What is the future of convergence in security?
The word itself is erroneously used to describe a number of different job types or functions, therefore it is worth clarifying exactly what the term means in relationship to positions in the risk management sphere.
Convergence in security is not as simple as merging cyber or IT security with other risk management functions on an organisation chart. True convergence means the combination of all parts of risk and being fully integrated into the business. Rather than owning it all, it is having influence.
One convergence model would find the security executive functioning as a single point of accountability for all security risk strategies. Another might be a blend where some components are owned but other stakeholders are involved. A third might find the executive owning some areas and being actively involved in specific risk committees that address other components. In any of these scenarios you would find a mature programme whereby the security executives are highly influential with their corporate leadership team and board.
What will the security professional of the future look like in a true convergence scenario? What skill sets will they possess?
The competencies required to be successful in this environment are likely to be different to what has previously been sought, and a very relevant bellwether is the changing human capital landscape.
Historically the security profession has valued age and experience, with many practitioners entering the field after a full thirty-year career as a police professional, career soldier or intelligence officer. Security is perhaps one of the few occupations where a large number of people have consistently moved into what is a robust second career following their first. As a result, there are currently very experienced leaders in senior positions within many corporations, and they likely moved into those positions directly from public sector employment.
These demographics are changing, perhaps in unexpected ways. Companies continue to hire analysts straight from university, which infuses the practice with a younger workforce. Additionally, we are now seeing people leave the public sector after ten to fifteen years rather than remain there for what would have been thought of as a full career. This is a shift from what we’ve seen previously, and earlier departure from their first career means longer time in the second. This raises the challenge of career progression over a much longer timeframe than has historically been seen.
Is there growth on the horizon?
In order to further understand what this career path might look like, we recently conducted a survey amongst our client and candidate base, asking if they saw growth on the horizon within their own team. Overall it was a positive response, with the majority pointing toward some sort of expansion.

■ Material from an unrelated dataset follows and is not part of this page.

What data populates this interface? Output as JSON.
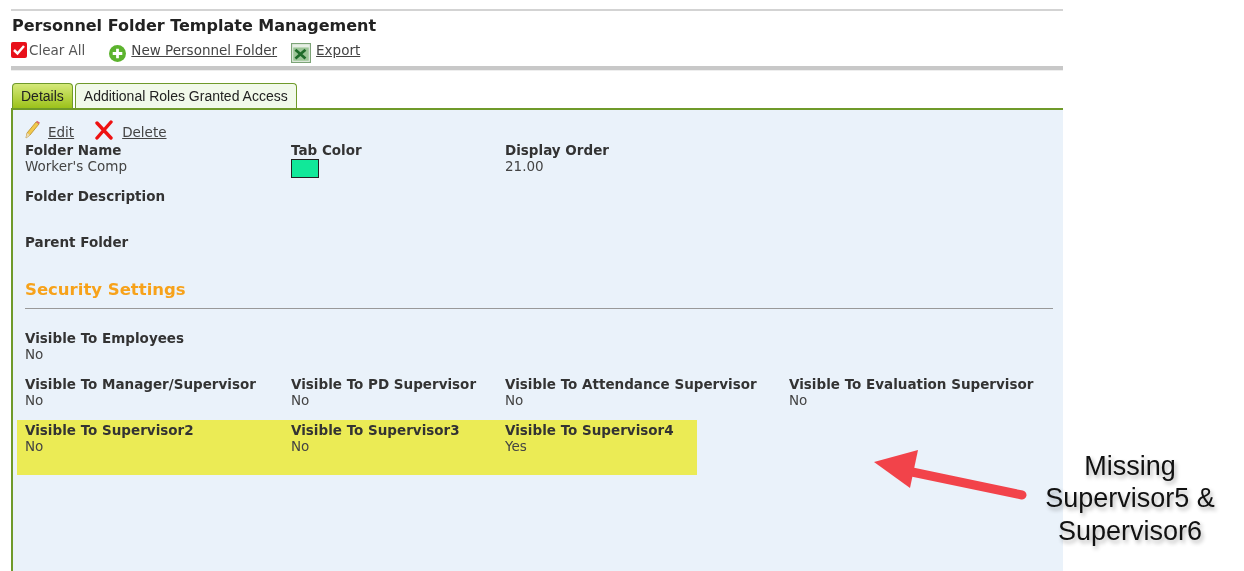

Some felt their businesses had positive growth and were profitable, and, as a result, the company was growing across the board to include the security functions. Other individuals felt their companies were perhaps not as successful, therefore their personal career growth would need to come from something other than increased size of the security staff that might result in more upward opportunity for themselves.
Several in these circumstances felt the need to venture further afield to potentially dangerous and more austere locations in order to broaden their experience and increase their compensation. They felt the risk to the business and its staff became greater due to the company’s location in these environs. Therefore, the need for a strong, agile security function was proportionally increased as were their opportunities.
Challenges functioning at strategic and executive levels
A resilient and capable security function will always be needed at the heart of international organisations in these circumstances. However, one observation we continually hear from clients is that, while professionally or technically knowledgeable, their staff members still have challenges functioning at strategic and executive levels. Overlooked but very critical in terms of skill sets for success in a converged environment are the soft skills, competencies, business acumen and executive skills.
We recently polled a substantial number of international security executives whose salary levels are considered higher end, and asked them to rank competencies in order of importance. This global cohort consistently ranked business acumen within the top five. This lends credence to the concept that security executives of the future require a clear understanding of the level of influence they will be expected to wield.
Security professionals who hope to advance within a longer-term, second career with a corporation will be wise to explore more creative ways to enhance their skills sets and develop their marketability. Rather than focusing on a linear career path, broadening exposure and progressing careers cross-functionally could become the norm.
Corporate hiring practices are changing to accommodate this expanded view of the future security executive. Hiring processes have lengthened with the number of participatory interested parties and stakeholders increasing. Country Managers, Chief Financial Officers and Chief Executive Officers have all played significant parts in the decision making for projects we have recently completed.
The future for security professionals is bright indeed, and requires well-educated, experienced individuals focused on a long-term career. Is the corporate security world enough of a challenge to take someone through a 25-year second career? The continued evolution of converged roles will play their part in development and growth of our most talented security professionals.
James Butler
Managing Director, Security Management Resources Ltd.